The spread of the spin density of the excess electron was quantitatively evaluated by its gyration radius (17), while the center of the of spin density was collected to calculate the diffusion constant D, according to the Einstein relation as below, where $r^2$ is the mean squared displacement of the species (15).

$$<r^2{>}_{t\to \infty }=6Dt.$$ [2]

The cavity energy denotes the energy cost that is needed to create a cavity within the system at a certain radius. It can be calculated according to the relation to the probability of finding zero species within the cavity throughout all snapshots, $P_v(0)$ . That reads, $P_v\left(0\right)=e^{-\beta {\mathrm{\Delta }\mu }_{\mathit{cav}}}$ where $\beta =1/k_{B}T$.
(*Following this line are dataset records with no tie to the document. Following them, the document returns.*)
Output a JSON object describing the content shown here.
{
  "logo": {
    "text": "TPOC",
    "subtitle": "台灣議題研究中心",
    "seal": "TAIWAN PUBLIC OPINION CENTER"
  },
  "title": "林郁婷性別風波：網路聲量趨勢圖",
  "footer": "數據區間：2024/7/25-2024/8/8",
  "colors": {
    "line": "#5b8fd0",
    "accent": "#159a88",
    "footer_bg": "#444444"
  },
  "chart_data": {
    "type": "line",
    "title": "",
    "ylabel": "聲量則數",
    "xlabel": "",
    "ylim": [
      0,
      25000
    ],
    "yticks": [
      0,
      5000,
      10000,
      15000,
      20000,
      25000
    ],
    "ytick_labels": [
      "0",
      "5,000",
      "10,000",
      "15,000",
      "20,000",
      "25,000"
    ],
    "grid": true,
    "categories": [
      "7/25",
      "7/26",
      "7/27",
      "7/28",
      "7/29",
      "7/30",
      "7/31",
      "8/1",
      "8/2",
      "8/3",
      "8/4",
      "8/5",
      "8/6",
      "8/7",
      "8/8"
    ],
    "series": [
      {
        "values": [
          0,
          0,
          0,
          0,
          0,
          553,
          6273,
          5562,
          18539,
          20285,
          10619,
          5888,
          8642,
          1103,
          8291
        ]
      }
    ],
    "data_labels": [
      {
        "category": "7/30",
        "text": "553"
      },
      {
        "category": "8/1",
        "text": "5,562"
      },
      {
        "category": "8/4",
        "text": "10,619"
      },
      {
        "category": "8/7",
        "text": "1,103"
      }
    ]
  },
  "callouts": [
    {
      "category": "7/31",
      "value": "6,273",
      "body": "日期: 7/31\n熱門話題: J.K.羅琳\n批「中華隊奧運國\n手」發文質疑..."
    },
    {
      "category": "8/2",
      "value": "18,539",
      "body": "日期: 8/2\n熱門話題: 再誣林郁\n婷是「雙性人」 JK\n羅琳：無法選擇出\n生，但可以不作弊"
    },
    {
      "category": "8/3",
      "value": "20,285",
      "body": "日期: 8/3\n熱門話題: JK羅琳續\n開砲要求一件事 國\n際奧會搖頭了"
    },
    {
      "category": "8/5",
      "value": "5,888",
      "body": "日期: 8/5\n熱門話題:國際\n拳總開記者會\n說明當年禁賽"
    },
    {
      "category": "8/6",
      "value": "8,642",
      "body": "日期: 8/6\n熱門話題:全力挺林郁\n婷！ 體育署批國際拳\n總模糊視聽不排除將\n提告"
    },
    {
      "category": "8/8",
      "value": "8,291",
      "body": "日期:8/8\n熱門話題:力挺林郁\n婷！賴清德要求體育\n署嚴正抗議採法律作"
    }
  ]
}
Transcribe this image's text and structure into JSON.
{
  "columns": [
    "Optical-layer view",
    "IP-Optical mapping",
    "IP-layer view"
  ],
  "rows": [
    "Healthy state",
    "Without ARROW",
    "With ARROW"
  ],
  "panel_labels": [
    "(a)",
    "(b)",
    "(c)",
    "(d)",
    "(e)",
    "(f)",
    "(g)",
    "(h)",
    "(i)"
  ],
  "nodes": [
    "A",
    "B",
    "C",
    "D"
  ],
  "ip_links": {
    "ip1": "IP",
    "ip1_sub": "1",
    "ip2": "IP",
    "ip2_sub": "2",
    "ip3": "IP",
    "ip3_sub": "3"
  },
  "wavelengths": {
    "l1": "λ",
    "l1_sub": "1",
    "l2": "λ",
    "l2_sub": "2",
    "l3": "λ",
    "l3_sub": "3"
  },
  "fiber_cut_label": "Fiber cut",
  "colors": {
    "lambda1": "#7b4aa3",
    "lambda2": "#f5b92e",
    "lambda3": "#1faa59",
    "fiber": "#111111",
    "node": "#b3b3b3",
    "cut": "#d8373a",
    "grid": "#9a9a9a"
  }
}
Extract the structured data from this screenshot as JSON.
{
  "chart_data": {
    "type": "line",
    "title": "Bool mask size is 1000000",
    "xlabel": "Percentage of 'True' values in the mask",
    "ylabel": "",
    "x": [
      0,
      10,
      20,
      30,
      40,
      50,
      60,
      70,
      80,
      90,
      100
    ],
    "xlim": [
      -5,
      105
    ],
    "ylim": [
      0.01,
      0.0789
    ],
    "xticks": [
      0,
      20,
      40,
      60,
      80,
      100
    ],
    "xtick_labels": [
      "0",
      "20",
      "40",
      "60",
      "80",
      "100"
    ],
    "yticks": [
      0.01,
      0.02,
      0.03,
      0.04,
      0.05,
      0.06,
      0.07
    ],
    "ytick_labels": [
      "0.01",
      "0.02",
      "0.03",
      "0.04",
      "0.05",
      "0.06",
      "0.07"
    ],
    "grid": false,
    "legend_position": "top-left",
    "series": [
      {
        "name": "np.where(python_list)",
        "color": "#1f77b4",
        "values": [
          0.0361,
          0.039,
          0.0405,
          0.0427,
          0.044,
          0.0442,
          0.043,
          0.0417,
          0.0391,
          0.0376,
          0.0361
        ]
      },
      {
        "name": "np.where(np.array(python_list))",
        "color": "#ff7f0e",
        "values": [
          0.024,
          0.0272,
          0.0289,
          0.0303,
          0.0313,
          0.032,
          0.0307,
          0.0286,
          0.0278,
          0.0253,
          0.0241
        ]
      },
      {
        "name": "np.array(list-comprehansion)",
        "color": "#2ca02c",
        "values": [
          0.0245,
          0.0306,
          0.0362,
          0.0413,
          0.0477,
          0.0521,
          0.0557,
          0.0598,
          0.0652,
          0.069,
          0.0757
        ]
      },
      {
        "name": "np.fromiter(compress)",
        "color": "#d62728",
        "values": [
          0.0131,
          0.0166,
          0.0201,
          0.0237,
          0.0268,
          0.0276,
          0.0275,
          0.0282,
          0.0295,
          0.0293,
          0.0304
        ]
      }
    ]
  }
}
The hydrogen-bonded lifetime $C_{\mathit{HB}}(t)$ was calculated as Eq. (3), where operator $h\left(t\right)=1$ denotes an intact hydrogen bond and $h\left(t\right)=0$ denotes the disrupted case at time t. The water orientation relaxation lifetime $C_{\mu }^{(2)}(t)$ is calculated as Eq. (4), where $P_2$ is the second-rank Legendre polynomial and $\mu (t)$ is the dipole moment of studied water at time t.

$$C_{\mathit{HB}}\left(t\right)=\frac{<h\left(0\right) · h\left(t\right)>}{<{h\left(0\right)}^2>}.$$ [3]

$$C_{\mu }^{\left(2\right)}\left(t\right)=\frac{<P_2 [\mu \left(0\right) · \mu \left(t\right)]>}{<P_2 [\mu \left(0\right) · \mu \left(0\right)]>}.$$ [4]

Supplementary Material

Appendix 01 (PDF)

Data, Materials, and Software Availability

All study data are included in the article and/or SI Appendix in graphic format.